SoFi (SOFI -1.74%) has been one of the hottest stocks in the market recently, with shares up by 137% in the past six months. But there are some good reasons it isn't too late to invest in SoFi.
Many reasons to still love SoFi
There's a lot to like about SoFi. Just to name a few reasons you still may want to invest in SoFi:
- Momentum is still strong. In the most recent quarter, SoFi's user base grew by 35% year over year.
- SoFi has massive potential in credit cards. None of its three credit cards are particularly unique so far, but its generally affluent customer base creates some interesting possibilities.
- With the incoming Trump administration not in favor of student loan forgiveness, it could create an opportunity for SoFi's student loan refinancing business.
- SoFi just turned profitable about a year ago and expects its EPS to rise substantially over the next few years.
- SoFi's credit quality is improving. Its newer loans are significantly outperforming its older ones in terms of credit losses.
- SoFi has started to emphasize its third-party personal loan origination business, which creates a risk-free stream of high-margin fee income.
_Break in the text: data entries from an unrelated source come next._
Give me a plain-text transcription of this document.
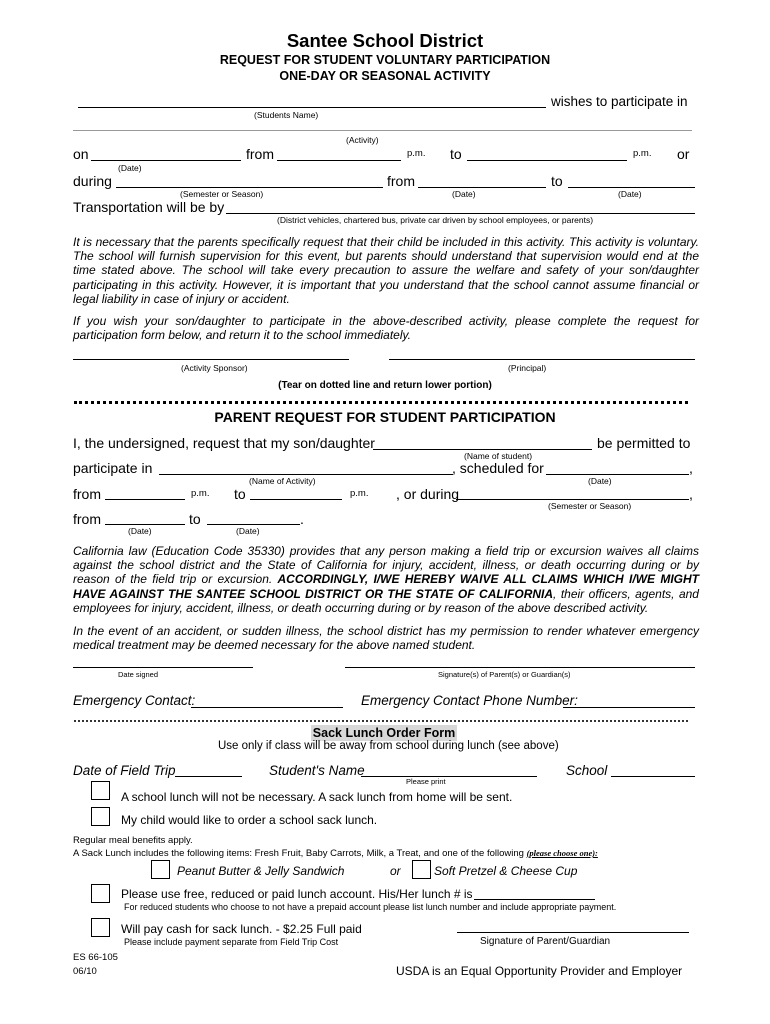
Santee School District
REQUEST FOR STUDENT VOLUNTARY PARTICIPATION
ONE-DAY OR SEASONAL ACTIVITY
wishes to participate in
(Students Name)
(Activity)
on	from	p.m. to	p.m. or
(Date)
during	from	to
(Semester or Season)	(Date)	(Date)
Transportation will be by
(District vehicles, chartered bus, private car driven by school employees, or parents)
It is necessary that the parents specifically request that their child be included in this activity. This activity is voluntary. The school will furnish supervision for this event, but parents should understand that supervision would end at the time stated above. The school will take every precaution to assure the welfare and safety of your son/daughter participating in this activity. However, it is important that you understand that the school cannot assume financial or legal liability in case of injury or accident.
If you wish your son/daughter to participate in the above-described activity, please complete the request for participation form below, and return it to the school immediately.
(Activity Sponsor)	(Principal)
(Tear on dotted line and return lower portion)
PARENT REQUEST FOR STUDENT PARTICIPATION
I, the undersigned, request that my son/daughter	be permitted to
(Name of student)
participate in	, scheduled for	,
(Name of Activity)	(Date)
from	p.m. to	p.m. , or during	,
(Semester or Season)
from	to	.
(Date)	(Date)
California law (Education Code 35330) provides that any person making a field trip or excursion waives all claims against the school district and the State of California for injury, accident, illness, or death occurring during or by reason of the field trip or excursion. ACCORDINGLY, I/WE HEREBY WAIVE ALL CLAIMS WHICH I/WE MIGHT HAVE AGAINST THE SANTEE SCHOOL DISTRICT OR THE STATE OF CALIFORNIA, their officers, agents, and employees for injury, accident, illness, or death occurring during or by reason of the above described activity.
In the event of an accident, or sudden illness, the school district has my permission to render whatever emergency medical treatment may be deemed necessary for the above named student.
Date signed	Signature(s) of Parent(s) or Guardian(s)
Emergency Contact:	Emergency Contact Phone Number:
Sack Lunch Order Form
Use only if class will be away from school during lunch (see above)
Date of Field Trip	Student's Name	School
Please print
A school lunch will not be necessary. A sack lunch from home will be sent.
My child would like to order a school sack lunch.
Regular meal benefits apply.
A Sack Lunch includes the following items: Fresh Fruit, Baby Carrots, Milk, a Treat, and one of the following (please choose one):
Peanut Butter & Jelly Sandwich	or	Soft Pretzel & Cheese Cup
Please use free, reduced or paid lunch account. His/Her lunch # is
For reduced students who choose to not have a prepaid account please list lunch number and include appropriate payment.
Will pay cash for sack lunch. - $2.25 Full paid
Please include payment separate from Field Trip Cost	Signature of Parent/Guardian
ES 66-105
06/10	USDA is an Equal Opportunity Provider and Employer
- SoFi's bank has grown from $0 to over $24 billion in deposits since 2022. It still could have tons of room to grow, especially considering it doesn't offer CDs or money market accounts yet.
The biggest reason there's still time
SoFi now has nearly enough deposits to fund its entire loan book. However, with interest rates still high, SoFi's average deposit cost is about 4.2%. As the Federal Reserve lowers rates, this figure should come down accordingly. With SoFi's average loan earning 9.35%, a lower deposit cost could lead to excellent margin expansion.
Expectations for Fed rate cuts in 2025 are mild. So now could be a great time to take a closer look before rates fall any further.